I walk back into my studio, tracers of the little sculpture eddying in my vision, and find the studio stage-like, my empty chair and rolling cart frozen in a half-formed scene,
I look at the sketch that muse says I am referring to for some aspects of the piece, but not others. I won’t be able to tell the difference except when I’m sculpting. I will only be able to tell it from the work. ‘git to it,’ machine says.
Every element is working, every aspect of this piece has a function, there is no Sunday hat, sweet jesus. allow beauty rather than manufacture it. the next step shows itself to me bon vivant, through the first one.
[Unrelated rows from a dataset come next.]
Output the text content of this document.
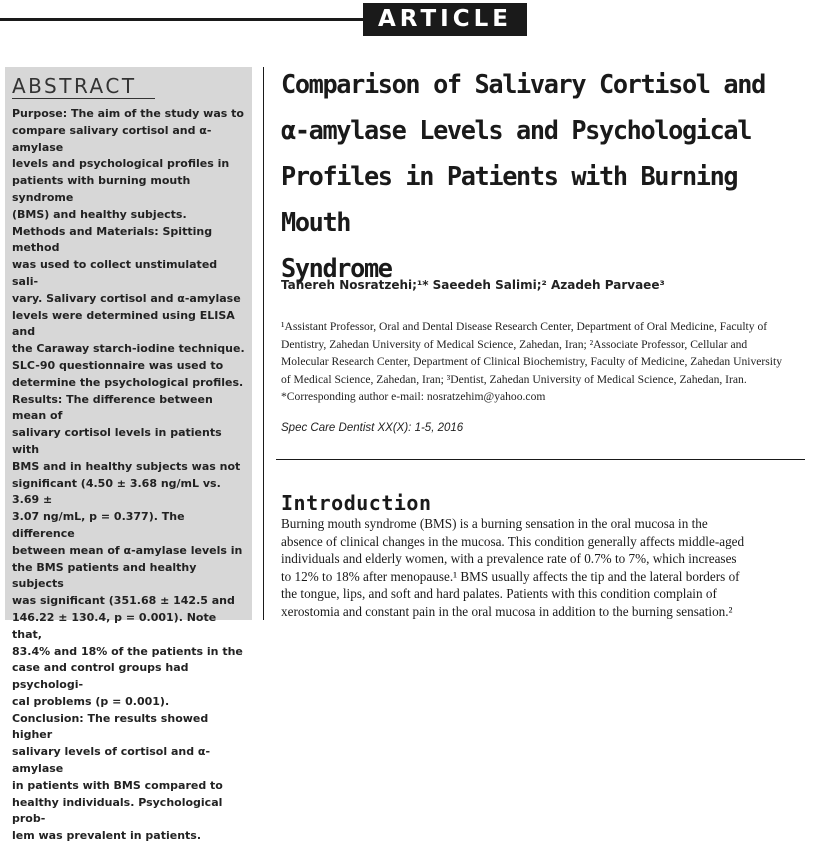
ARTICLE
ABSTRACT

Purpose: The aim of the study was to
compare salivary cortisol and α-amylase
levels and psychological profiles in
patients with burning mouth syndrome
(BMS) and healthy subjects.
Methods and Materials: Spitting method
was used to collect unstimulated sali-
vary. Salivary cortisol and α-amylase
levels were determined using ELISA and
the Caraway starch-iodine technique.
SLC-90 questionnaire was used to
determine the psychological profiles.
Results: The difference between mean of
salivary cortisol levels in patients with
BMS and in healthy subjects was not
significant (4.50 ± 3.68 ng/mL vs. 3.69 ±
3.07 ng/mL, p = 0.377). The difference
between mean of α-amylase levels in
the BMS patients and healthy subjects
was significant (351.68 ± 142.5 and
146.22 ± 130.4, p = 0.001). Note that,
83.4% and 18% of the patients in the
case and control groups had psychologi-
cal problems (p = 0.001).
Conclusion: The results showed higher
salivary levels of cortisol and α-amylase
in patients with BMS compared to
healthy individuals. Psychological prob-
lem was prevalent in patients.

Comparison of Salivary Cortisol and
α-amylase Levels and Psychological
Profiles in Patients with Burning Mouth
Syndrome

Tahereh Nosratzehi;¹* Saeedeh Salimi;² Azadeh Parvaee³

¹Assistant Professor, Oral and Dental Disease Research Center, Department of Oral Medicine, Faculty of
Dentistry, Zahedan University of Medical Science, Zahedan, Iran; ²Associate Professor, Cellular and
Molecular Research Center, Department of Clinical Biochemistry, Faculty of Medicine, Zahedan University
of Medical Science, Zahedan, Iran; ³Dentist, Zahedan University of Medical Science, Zahedan, Iran.
*Corresponding author e-mail: nosratzehim@yahoo.com

Spec Care Dentist XX(X): 1-5, 2016

Introduction

Burning mouth syndrome (BMS) is a burning sensation in the oral mucosa in the
absence of clinical changes in the mucosa. This condition generally affects middle-aged
individuals and elderly women, with a prevalence rate of 0.7% to 7%, which increases
to 12% to 18% after menopause.¹ BMS usually affects the tip and the lateral borders of
the tongue, lips, and soft and hard palates. Patients with this condition complain of
xerostomia and constant pain in the oral mucosa in addition to the burning sensation.²
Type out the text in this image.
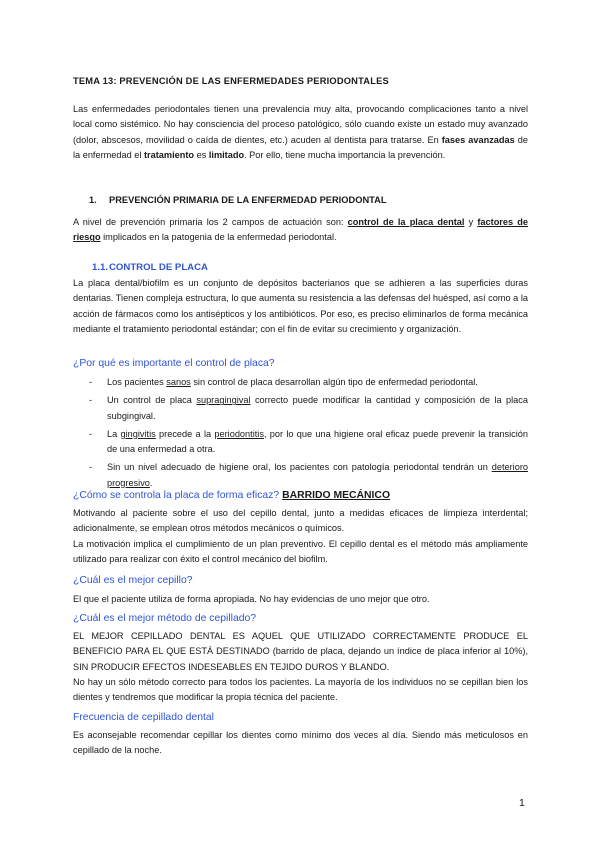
TEMA 13: PREVENCIÓN DE LAS ENFERMEDADES PERIODONTALES

Las enfermedades periodontales tienen una prevalencia muy alta, provocando complicaciones tanto a nivel local como sistémico. No hay consciencia del proceso patológico, sólo cuando existe un estado muy avanzado (dolor, abscesos, movilidad o caída de dientes, etc.) acuden al dentista para tratarse. En fases avanzadas de la enfermedad el tratamiento es limitado. Por ello, tiene mucha importancia la prevención.

1. PREVENCIÓN PRIMARIA DE LA ENFERMEDAD PERIODONTAL

A nivel de prevención primaria los 2 campos de actuación son: control de la placa dental y factores de riesgo implicados en la patogenia de la enfermedad periodontal.

1.1.CONTROL DE PLACA

La placa dental/biofilm es un conjunto de depósitos bacterianos que se adhieren a las superficies duras dentarias. Tienen compleja estructura, lo que aumenta su resistencia a las defensas del huésped, así como a la acción de fármacos como los antisépticos y los antibióticos. Por eso, es preciso eliminarlos de forma mecánica mediante el tratamiento periodontal estándar; con el fin de evitar su crecimiento y organización.

¿Por qué es importante el control de placa?

- Los pacientes sanos sin control de placa desarrollan algún tipo de enfermedad periodontal.
- Un control de placa supragingival correcto puede modificar la cantidad y composición de la placa subgingival.
- La gingivitis precede a la periodontitis, por lo que una higiene oral eficaz puede prevenir la transición de una enfermedad a otra.
- Sin un nivel adecuado de higiene oral, los pacientes con patología periodontal tendrán un deterioro progresivo.

¿Cómo se controla la placa de forma eficaz? BARRIDO MECÁNICO

Motivando al paciente sobre el uso del cepillo dental, junto a medidas eficaces de limpieza interdental; adicionalmente, se emplean otros métodos mecánicos o químicos.

La motivación implica el cumplimiento de un plan preventivo. El cepillo dental es el método más ampliamente utilizado para realizar con éxito el control mecánico del biofilm.

¿Cuál es el mejor cepillo?

El que el paciente utiliza de forma apropiada. No hay evidencias de uno mejor que otro.

¿Cuál es el mejor método de cepillado?

EL MEJOR CEPILLADO DENTAL ES AQUEL QUE UTILIZADO CORRECTAMENTE PRODUCE EL BENEFICIO PARA EL QUE ESTÁ DESTINADO (barrido de placa, dejando un índice de placa inferior al 10%), SIN PRODUCIR EFECTOS INDESEABLES EN TEJIDO DUROS Y BLANDO.

No hay un sólo método correcto para todos los pacientes. La mayoría de los individuos no se cepillan bien los dientes y tendremos que modificar la propia técnica del paciente.

Frecuencia de cepillado dental

Es aconsejable recomendar cepillar los dientes como mínimo dos veces al día. Siendo más meticulosos en cepillado de la noche.

1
Unhurried except as I say so myself, I’m given, not that I ever ask, I’m given the picture of premonition, the untaught, a priori, every way of knowing except linear and three dimensional and going one meager direction in time. Dreaming myself, I think of every eye to be and how it’ll take me forever.
Why waste a breath making sense in small ways?
Does it hold its shape as an object? made from the illumination and the shadows. And the shape of the caster/the physical body not necessarily made in its image.
I see it now. I see its arch through the ceiling, its wiry body, each mark as spare as the first, balanced pieces. the work enters and I find a way, at long and so last, to still say by deciding, or by letting, invisible, weightless, creations undyed by reality.
Back to the object. to this righteous thing. Laptop will get cotton-screen. Its only hope will be to keep current with the pictures so I can look at the piece that way, it wants to talk to me like that, not with words, but with sculpted shadows.
By stopping time the photograph does what the viewer cannot. reflection. I lean back in my swivel chair gazing into the first flank of the work, wondering what you would call it. better not to name it, like the epic.
Shift in perspective. A miracle is a shift in perspective. The sculpted baffles, just hellfire like the bent brass sheeting hellfire on the george rickey sculpture.